My writing, however, was impatient to change. The year I received my green card, Irish poet and professor Eamon Grennan counseled me. He said: “Esther, lay bare the narrative field.”

What he meant was, tell the story. Tell my story.

Slowly, I did. My first decent poems imagined parts of my mother’s life. What I guessed about her feelings. I wrote about being her daughter. I described my father’s voyage from Hong Kong to Brazil by way of Africa. I wrote about Queens. Eventually, I wrote about my own experience of being undocumented. I followed Grennan’s advice: I laid bare the narrative field. My first book, titled Cold Thief Place, reads like a memoir in poems. A memoir was not necessarily my intention, but the book does tell the stories of how my mother frog-leaped from marriage to marriage to defect from China. Of how I muddled through my own marriage, which made me eligible to apply for a green card. Of how two signs, “European only” and “Black only,” at a post office in South Africa baffled my father.

Telling stories allowed for another discovery: just as I fell in love with the raw, fickleness of the English sentence, its straightforward subject-predicate structure began to enchant me, too. I like a brutally direct poem, with unembroidered language and simple, but elegant, syntax. Such a structure means I cannot hide or delay the revelation of things that are painful but true. I laugh when one of my poems emerges especially dark. It’s dark because I was truthful. Sometimes, there is no solace.

Unlike African American poets, we undocumented poets do not hold centuries of literary tradition, with great names like Phillis Wheatley, Lawrence Dunbar, and Gwendolyn Brooks. Among the general population, we cannot identify who is undocumented or a citizen—it is taboo to ask casually what an immigrant’s visa status is, or it should be taboo to ask about such private, life-determining matters. Like the LGBTQIA+ community, we undocumented may or may not be “out” about our status.

Happily, though, there is a “we.” In 2015, three poets formed the Undocupoets, an organization that I now co-run, with two other formerly undocumented poets, Janine Joseph and Marcelo Hernandez Castillo. Our organization awards three $500 fellowships each year to other undocumented poets and raises awareness within and without the literary world. As of this writing, Janine has published two books of poems, most recently Decade of the Brain, and Marcelo has published a book of poems and a memoir, titled Children of the Land. My first book, titled Cold Thief Place, came out in March. So this is a young tradition.

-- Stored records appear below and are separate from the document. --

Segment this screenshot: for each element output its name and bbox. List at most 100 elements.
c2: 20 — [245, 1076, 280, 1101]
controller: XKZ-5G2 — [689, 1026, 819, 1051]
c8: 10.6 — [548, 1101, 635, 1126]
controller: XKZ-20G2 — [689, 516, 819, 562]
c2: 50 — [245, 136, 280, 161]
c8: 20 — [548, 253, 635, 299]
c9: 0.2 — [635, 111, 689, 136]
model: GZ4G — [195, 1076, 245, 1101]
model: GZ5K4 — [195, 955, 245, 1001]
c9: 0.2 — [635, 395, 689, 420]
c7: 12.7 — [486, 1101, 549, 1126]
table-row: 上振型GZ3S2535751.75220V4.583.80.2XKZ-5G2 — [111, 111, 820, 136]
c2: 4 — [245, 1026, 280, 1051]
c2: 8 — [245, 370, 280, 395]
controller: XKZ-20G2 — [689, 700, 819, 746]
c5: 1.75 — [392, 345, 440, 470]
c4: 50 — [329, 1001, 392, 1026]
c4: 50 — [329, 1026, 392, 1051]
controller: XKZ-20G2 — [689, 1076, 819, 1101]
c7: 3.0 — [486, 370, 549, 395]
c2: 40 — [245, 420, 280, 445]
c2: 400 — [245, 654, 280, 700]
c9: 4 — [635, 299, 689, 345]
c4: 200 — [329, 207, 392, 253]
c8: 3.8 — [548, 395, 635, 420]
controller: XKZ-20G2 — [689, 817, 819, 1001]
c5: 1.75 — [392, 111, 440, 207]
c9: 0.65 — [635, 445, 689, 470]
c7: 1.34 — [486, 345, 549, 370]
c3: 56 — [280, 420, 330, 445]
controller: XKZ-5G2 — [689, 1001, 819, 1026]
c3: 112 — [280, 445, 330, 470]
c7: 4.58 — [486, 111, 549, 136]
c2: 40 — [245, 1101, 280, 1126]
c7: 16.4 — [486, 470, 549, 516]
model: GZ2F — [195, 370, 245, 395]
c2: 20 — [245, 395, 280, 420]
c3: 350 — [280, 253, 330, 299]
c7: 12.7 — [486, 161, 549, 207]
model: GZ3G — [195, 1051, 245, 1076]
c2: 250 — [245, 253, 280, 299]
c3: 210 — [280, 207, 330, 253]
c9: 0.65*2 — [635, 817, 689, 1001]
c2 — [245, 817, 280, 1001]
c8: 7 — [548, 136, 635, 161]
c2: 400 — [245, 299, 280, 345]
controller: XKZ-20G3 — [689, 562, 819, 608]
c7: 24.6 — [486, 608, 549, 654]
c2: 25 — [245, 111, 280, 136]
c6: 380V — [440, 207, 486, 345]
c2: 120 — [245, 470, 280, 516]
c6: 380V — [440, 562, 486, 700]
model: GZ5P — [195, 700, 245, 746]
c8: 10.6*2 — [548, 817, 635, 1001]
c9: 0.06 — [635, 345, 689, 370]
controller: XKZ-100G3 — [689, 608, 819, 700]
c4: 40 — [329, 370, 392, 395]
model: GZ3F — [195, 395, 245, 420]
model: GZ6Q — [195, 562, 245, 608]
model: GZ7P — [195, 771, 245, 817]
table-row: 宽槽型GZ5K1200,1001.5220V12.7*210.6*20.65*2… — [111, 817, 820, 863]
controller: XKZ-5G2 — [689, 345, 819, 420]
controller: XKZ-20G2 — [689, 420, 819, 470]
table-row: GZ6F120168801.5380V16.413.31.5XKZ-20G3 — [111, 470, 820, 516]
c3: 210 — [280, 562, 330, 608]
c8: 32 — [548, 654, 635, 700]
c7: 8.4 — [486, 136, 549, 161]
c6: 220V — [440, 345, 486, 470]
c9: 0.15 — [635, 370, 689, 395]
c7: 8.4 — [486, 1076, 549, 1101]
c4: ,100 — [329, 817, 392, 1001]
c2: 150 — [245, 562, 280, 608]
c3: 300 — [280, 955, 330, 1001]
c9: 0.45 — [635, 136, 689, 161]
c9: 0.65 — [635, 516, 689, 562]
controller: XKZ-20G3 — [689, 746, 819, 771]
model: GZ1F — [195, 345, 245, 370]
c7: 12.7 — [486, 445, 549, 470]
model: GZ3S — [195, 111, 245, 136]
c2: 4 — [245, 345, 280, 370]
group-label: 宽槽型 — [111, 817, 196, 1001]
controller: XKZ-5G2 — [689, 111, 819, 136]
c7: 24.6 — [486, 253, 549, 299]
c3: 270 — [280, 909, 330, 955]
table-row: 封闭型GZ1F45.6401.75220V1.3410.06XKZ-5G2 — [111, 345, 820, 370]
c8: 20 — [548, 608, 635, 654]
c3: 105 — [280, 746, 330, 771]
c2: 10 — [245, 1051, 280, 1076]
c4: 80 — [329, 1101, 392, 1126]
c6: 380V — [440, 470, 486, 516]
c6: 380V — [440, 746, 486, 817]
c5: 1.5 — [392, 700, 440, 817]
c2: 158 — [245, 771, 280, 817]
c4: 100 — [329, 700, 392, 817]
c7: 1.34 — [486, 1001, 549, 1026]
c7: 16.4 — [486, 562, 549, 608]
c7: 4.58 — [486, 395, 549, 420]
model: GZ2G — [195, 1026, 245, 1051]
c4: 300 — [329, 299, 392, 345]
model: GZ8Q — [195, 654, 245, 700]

Our other work is ensuring that undocumented people and citizens know of this tradition. We don’t wish to pass as simply American, as if we do not hold a uniquely American story. Rather, we wish to help archive undocumented art, because we are a fundamental part of this country’s history. And we wish to let undocumented writers know that they too are part of a we (if they wish); and that our community is larger than we think. We are vocal; we are present.